Hello! I'm not quite sure where this topic should go in the pre-university or university forums, but figured this would be the most appropriate place in the end, only because while I'm using the determinant of a matrix, you should get the same result if you rearranged and substituted to solve for simultaneous equations. Anyway, I'm trying to program an "aimbot" for a simple 2D game.

Here's the scenario.

You are riding around in a tank at position P. Your target is at point T, moving in a direction $\displaystyle \phi$ with speed $\displaystyle v_T$.

Given that the speed of your projectile is $\displaystyle v_P$, find the angle $\displaystyle \theta$ you should aim at such that if your projectile will hit the target if you were to fire now.

Here's a diagram to help illustrate:

In other words, find theta in terms of all the other variables.

Here's what I have so far:

$\displaystyle a = tu - tv$

thus, $\displaystyle a = t(u-v)$

The two vectors $\displaystyle a$ and $\displaystyle u-v$ are linearly dependent (by t), so the determinant of the matrix formed by $\displaystyle a$ and $\displaystyle u-v$ is 0.

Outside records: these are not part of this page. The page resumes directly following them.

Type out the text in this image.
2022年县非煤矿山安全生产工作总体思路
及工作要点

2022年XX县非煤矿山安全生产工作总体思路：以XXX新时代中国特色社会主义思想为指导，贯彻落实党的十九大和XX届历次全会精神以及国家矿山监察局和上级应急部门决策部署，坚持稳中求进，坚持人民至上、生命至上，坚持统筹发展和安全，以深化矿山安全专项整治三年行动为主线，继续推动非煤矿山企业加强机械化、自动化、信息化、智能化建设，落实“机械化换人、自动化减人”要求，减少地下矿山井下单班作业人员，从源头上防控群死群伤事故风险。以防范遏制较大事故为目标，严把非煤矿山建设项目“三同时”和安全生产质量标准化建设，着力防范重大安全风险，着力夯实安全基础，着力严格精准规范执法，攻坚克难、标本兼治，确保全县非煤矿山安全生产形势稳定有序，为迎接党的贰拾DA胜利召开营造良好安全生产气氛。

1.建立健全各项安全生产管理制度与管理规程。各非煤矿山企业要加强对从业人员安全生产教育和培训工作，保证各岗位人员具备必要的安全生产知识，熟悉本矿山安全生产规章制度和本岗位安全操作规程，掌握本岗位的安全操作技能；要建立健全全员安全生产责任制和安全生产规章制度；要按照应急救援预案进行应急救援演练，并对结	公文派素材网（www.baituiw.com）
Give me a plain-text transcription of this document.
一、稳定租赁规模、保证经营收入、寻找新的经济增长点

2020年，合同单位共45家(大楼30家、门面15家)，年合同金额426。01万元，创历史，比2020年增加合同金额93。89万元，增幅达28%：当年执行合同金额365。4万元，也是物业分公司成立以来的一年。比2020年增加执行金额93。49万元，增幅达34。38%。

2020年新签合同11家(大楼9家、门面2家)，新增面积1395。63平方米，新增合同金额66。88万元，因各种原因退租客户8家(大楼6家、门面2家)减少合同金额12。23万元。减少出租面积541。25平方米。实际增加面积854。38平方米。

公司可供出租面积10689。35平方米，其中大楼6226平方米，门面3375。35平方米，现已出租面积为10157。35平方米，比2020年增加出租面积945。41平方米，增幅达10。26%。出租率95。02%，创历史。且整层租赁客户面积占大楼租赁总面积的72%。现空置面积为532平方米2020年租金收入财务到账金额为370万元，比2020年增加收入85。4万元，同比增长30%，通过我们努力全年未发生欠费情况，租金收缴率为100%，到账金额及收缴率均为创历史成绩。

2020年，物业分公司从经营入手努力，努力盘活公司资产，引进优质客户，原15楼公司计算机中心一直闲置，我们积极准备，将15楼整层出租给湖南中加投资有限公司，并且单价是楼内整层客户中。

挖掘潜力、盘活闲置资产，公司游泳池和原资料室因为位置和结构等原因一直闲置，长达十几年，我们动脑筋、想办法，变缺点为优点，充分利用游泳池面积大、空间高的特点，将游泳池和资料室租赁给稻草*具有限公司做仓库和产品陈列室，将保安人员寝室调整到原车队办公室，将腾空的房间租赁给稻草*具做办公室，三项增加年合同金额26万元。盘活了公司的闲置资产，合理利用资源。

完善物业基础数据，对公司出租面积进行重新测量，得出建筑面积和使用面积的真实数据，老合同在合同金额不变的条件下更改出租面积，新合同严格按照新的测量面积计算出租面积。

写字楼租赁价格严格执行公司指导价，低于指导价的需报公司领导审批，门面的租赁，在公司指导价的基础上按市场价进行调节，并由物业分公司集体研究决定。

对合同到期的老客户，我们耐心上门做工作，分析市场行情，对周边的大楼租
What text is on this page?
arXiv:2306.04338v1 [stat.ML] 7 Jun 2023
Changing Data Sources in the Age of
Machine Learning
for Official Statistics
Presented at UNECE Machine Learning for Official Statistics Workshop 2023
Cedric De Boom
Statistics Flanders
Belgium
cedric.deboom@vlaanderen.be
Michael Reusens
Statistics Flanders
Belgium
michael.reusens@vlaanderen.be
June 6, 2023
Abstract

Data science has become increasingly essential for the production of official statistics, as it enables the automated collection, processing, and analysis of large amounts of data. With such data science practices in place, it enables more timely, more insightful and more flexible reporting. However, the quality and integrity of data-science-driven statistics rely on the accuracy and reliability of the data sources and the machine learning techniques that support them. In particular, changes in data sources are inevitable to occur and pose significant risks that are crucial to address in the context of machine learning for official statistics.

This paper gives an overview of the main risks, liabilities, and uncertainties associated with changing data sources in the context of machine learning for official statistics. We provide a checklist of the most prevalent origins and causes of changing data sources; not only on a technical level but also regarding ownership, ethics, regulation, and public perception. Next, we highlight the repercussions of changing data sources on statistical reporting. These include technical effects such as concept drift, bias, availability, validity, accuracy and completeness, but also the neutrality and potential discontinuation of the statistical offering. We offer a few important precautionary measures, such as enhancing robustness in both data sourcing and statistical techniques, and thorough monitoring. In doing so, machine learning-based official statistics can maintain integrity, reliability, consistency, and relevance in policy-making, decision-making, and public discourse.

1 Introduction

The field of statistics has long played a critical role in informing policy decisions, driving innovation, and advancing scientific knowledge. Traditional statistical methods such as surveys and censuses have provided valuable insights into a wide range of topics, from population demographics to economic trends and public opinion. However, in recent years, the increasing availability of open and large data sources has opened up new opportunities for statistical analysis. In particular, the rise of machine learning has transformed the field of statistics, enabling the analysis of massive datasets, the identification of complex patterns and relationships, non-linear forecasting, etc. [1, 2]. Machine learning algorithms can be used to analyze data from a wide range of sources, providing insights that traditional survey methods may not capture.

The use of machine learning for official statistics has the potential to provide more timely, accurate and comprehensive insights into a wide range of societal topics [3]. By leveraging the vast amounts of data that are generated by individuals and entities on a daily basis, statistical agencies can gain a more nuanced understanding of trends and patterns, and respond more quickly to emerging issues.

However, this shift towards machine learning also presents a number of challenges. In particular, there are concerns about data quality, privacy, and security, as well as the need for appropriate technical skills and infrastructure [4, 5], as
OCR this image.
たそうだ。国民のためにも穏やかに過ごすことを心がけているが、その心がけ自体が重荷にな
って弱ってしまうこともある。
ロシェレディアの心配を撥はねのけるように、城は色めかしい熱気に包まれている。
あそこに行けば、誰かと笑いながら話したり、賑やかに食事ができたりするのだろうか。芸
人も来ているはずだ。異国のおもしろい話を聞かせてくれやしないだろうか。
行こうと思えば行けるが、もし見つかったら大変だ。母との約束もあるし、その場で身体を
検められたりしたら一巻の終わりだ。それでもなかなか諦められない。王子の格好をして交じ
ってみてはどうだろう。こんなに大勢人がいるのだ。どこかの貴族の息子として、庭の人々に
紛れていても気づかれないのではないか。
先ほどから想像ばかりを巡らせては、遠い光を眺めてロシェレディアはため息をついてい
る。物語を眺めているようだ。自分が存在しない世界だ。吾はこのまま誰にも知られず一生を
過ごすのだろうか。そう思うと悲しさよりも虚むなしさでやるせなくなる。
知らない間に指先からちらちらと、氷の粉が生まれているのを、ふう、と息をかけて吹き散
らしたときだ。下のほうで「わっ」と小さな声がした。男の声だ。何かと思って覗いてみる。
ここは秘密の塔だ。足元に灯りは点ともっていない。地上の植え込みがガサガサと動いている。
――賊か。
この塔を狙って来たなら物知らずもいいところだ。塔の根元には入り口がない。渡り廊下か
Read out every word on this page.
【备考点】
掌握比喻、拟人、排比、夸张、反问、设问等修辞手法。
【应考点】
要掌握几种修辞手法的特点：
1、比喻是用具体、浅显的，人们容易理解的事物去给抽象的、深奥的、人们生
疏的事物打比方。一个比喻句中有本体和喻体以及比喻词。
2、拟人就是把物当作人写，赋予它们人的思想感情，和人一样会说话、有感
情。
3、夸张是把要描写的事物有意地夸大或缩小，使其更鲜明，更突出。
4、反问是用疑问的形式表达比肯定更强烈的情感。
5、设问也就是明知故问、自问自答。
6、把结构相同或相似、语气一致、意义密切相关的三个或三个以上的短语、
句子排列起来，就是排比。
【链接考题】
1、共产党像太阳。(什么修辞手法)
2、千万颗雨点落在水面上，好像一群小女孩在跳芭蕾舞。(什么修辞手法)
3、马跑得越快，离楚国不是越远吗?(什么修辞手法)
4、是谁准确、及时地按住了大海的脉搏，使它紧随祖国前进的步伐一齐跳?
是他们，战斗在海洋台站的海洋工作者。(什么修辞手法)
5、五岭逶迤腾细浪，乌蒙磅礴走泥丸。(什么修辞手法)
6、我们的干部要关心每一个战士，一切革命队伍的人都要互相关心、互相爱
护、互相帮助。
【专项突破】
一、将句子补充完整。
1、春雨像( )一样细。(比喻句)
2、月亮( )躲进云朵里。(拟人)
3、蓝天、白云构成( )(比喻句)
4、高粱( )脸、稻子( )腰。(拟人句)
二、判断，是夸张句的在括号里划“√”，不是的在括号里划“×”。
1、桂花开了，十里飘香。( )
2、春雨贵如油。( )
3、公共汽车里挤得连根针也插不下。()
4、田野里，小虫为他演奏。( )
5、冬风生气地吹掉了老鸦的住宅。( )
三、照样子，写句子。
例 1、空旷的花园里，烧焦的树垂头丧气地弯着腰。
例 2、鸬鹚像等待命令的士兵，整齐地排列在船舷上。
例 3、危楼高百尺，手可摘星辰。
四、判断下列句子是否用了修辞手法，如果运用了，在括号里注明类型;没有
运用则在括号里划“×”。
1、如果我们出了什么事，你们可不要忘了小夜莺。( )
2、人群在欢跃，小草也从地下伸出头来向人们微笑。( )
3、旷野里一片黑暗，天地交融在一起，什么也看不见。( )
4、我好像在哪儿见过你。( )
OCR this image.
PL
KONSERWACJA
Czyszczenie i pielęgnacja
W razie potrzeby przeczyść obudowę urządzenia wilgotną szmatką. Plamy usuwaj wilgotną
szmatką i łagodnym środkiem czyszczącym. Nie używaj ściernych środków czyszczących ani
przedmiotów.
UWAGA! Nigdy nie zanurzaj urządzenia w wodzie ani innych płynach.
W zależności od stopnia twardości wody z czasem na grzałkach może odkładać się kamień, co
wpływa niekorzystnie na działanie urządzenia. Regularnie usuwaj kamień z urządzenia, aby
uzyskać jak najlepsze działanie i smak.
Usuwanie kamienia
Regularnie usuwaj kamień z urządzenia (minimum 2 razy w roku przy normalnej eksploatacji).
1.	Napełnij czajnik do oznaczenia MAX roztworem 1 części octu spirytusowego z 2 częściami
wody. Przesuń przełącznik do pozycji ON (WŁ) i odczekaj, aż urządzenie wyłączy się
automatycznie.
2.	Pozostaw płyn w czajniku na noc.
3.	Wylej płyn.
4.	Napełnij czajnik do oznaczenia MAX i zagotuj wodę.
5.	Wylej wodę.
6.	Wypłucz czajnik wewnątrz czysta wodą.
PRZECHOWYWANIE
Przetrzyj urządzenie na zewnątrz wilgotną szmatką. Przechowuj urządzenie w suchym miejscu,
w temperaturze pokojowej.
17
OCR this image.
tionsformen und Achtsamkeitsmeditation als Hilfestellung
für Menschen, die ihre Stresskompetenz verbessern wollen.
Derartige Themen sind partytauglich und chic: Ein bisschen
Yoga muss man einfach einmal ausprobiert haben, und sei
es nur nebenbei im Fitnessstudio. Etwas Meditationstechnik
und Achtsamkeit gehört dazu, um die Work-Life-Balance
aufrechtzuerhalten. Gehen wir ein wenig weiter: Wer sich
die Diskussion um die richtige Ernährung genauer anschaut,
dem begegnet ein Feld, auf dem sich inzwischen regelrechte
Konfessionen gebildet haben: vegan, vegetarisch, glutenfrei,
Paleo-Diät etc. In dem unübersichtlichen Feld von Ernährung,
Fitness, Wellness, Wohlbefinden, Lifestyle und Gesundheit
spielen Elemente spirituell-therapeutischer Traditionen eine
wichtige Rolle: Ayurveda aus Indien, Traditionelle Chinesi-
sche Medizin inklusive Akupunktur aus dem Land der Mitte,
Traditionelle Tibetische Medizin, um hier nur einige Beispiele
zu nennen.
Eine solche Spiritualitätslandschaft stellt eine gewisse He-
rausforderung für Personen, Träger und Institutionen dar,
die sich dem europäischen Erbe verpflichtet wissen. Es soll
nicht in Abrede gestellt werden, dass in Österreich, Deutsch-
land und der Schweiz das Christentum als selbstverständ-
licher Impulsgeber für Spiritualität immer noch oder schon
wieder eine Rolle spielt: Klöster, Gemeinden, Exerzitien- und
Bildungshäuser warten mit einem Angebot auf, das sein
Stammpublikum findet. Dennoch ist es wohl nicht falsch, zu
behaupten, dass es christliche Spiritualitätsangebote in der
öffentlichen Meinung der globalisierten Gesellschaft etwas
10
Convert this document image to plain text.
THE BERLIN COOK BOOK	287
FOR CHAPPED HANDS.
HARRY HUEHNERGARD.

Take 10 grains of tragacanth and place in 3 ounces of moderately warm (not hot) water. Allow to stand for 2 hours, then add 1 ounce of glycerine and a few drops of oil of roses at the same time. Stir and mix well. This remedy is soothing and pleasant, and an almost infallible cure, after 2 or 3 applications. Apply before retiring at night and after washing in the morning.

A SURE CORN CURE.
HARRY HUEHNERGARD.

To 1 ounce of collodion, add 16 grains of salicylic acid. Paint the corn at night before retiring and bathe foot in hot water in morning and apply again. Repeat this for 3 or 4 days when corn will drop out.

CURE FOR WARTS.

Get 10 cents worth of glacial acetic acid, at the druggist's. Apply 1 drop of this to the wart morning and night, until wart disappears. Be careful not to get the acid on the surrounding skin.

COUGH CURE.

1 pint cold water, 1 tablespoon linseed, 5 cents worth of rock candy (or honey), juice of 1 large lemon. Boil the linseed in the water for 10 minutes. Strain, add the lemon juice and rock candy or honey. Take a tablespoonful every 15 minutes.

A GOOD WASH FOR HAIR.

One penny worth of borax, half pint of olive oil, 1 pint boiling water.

Thus, expanding into components, I get

$\displaystyle detM = det\begin{pmatrix}\triangle x&v_P cos\theta - v_T cos\phi\\\triangle y&v_P sin\theta - v_T sin\phi\end{pmatrix}=0$

$\displaystyle \triangle x(v_P sin\theta - v_T sin\phi) = \triangle y(v_P cos\theta - v_T cos\phi)$

Gathering up all the theta components, I have:

$\displaystyle v_P (\triangle x sin\theta - \triangle y cos\theta) = v_T (\triangle x sin\phi - \triangle y cos\phi)$

Thus,

$\displaystyle \triangle x sin\theta - \triangle y cos\theta = \frac{v_T (\triangle x sin\phi - \triangle y cos\phi)}{v_P}$

I can then use the trigonometric identity,

$\displaystyle asin x + bcosx = \sqrt{a^2 + b^2} sin(x + tan^{-1}(\frac{b}{a}))$

So if I let $\displaystyle a = \triangle x$ and $\displaystyle b = -\triangle y$, then I get the following hideous expression:

$\displaystyle \sqrt{(\triangle x)^2 + (\triangle y)^2}sin(\theta - tan^{-1}(\frac{\triangle y}{\triangle x})) = \frac{v_T (\triangle x sin\phi - \triangle y cos\phi)}{v_P}$

So as a final expression,

$\displaystyle \theta = tan^{-1}\bigl(\frac{\triangle y}{\triangle x}\bigr) + sin^{-1}\left [\frac{v_T (\triangle x sin\phi - \triangle y cos\phi)}{v_P\sqrt{(\triangle x)^2 + (\triangle y)^2}} \right ]$

This looks correct, but when I coded it up, it only seemed to work if the target lay within the first quadrant.

Does anyone have any ideas on how to get around this without having to deal with things on a quadrant-by-quadrant basis?